W całym kraju zmniejszono wypłaty dla ponad 18 tys. pracowników. W niektórych miastach zniesiono badania medyczne i dentystyczne oraz zlikwidowano dojazd do szkół autobusami. W ten sposób pozbawiono możliwości korzystania z programu Head Start dzieci, których rodzice nie mają samochodów.
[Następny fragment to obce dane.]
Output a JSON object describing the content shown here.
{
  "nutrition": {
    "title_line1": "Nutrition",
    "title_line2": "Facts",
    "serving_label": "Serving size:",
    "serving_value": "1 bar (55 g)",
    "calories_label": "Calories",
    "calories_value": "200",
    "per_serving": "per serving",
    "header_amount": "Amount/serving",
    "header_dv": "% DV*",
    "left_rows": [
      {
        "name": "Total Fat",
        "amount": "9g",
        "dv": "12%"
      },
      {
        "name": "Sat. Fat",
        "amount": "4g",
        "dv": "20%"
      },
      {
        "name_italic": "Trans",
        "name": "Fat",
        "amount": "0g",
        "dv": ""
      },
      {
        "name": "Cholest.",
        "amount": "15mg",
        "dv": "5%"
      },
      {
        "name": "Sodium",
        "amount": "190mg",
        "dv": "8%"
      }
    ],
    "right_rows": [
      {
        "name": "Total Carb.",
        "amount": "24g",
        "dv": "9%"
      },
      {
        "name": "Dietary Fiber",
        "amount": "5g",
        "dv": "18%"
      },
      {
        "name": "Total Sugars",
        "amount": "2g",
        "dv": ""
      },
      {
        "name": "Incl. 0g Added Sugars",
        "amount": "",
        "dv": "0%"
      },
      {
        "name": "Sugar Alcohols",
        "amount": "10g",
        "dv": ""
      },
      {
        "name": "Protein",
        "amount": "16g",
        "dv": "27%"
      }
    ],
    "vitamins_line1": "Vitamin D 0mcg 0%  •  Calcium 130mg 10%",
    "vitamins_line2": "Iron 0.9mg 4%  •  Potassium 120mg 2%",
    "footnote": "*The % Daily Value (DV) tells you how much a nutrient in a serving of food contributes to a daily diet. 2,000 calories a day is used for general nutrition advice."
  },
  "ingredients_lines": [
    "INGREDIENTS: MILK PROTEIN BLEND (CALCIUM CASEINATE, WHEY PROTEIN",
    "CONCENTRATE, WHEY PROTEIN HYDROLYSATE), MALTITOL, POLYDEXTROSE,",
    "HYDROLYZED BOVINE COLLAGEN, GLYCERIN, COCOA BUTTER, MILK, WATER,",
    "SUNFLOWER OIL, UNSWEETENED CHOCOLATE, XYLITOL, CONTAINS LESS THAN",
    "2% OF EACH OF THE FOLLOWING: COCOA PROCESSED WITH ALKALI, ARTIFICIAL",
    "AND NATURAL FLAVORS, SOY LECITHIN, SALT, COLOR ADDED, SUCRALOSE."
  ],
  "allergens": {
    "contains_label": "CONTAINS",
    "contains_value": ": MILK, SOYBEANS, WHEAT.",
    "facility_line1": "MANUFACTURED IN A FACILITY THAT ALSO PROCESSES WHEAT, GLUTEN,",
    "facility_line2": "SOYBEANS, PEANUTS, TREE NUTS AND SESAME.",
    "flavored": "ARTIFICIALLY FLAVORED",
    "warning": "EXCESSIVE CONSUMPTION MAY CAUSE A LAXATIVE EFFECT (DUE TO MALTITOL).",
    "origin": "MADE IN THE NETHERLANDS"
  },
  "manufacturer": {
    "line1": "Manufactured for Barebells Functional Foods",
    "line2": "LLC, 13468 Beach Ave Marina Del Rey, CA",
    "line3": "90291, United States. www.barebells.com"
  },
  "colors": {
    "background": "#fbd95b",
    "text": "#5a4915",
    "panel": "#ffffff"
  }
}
Fundusze, na ogólną kwotę 70 mld dol. wcześniej przeznaczane na ten program, zmniejszono o 5,3 procent. Największe straty poniesie Kalifornia, gdzie ponad 5,6 tys. dzieciom odmówiono udziału w programie. W Teksasie z programu usunięto ponad 4,4 tys. dzieci, a w Nowym Jorku blisko 3,9 tysiąca. Sekwestr wpłynął niekorzystnie również na mniejsze stany.
W Dakocie Północnej z programu odrzucono 194 dzieci, na Rhode Island 450, a na Hawajach 72.
Oprócz wpajania dzieciom nawyku nauki, Head Start zapewnia dwa gorące posiłki dziennie, dojazd do i ze szkoły oraz podstawową opiekę medyczną. Program był prawdziwą pomocą dla rodzin o niskich dochodach. Wykluczał potrzebę szukania prywatnych opiekunek, na które zazwyczaj rodzicom brakuje pieniędzy.
Nie ma większych szans na odwołanie cięć. W zdominowanej przez republikanów Izbie Reprezentantów było bowiem zbyt wielu zwolenników całkowitego zlikwidowania programu Head Start.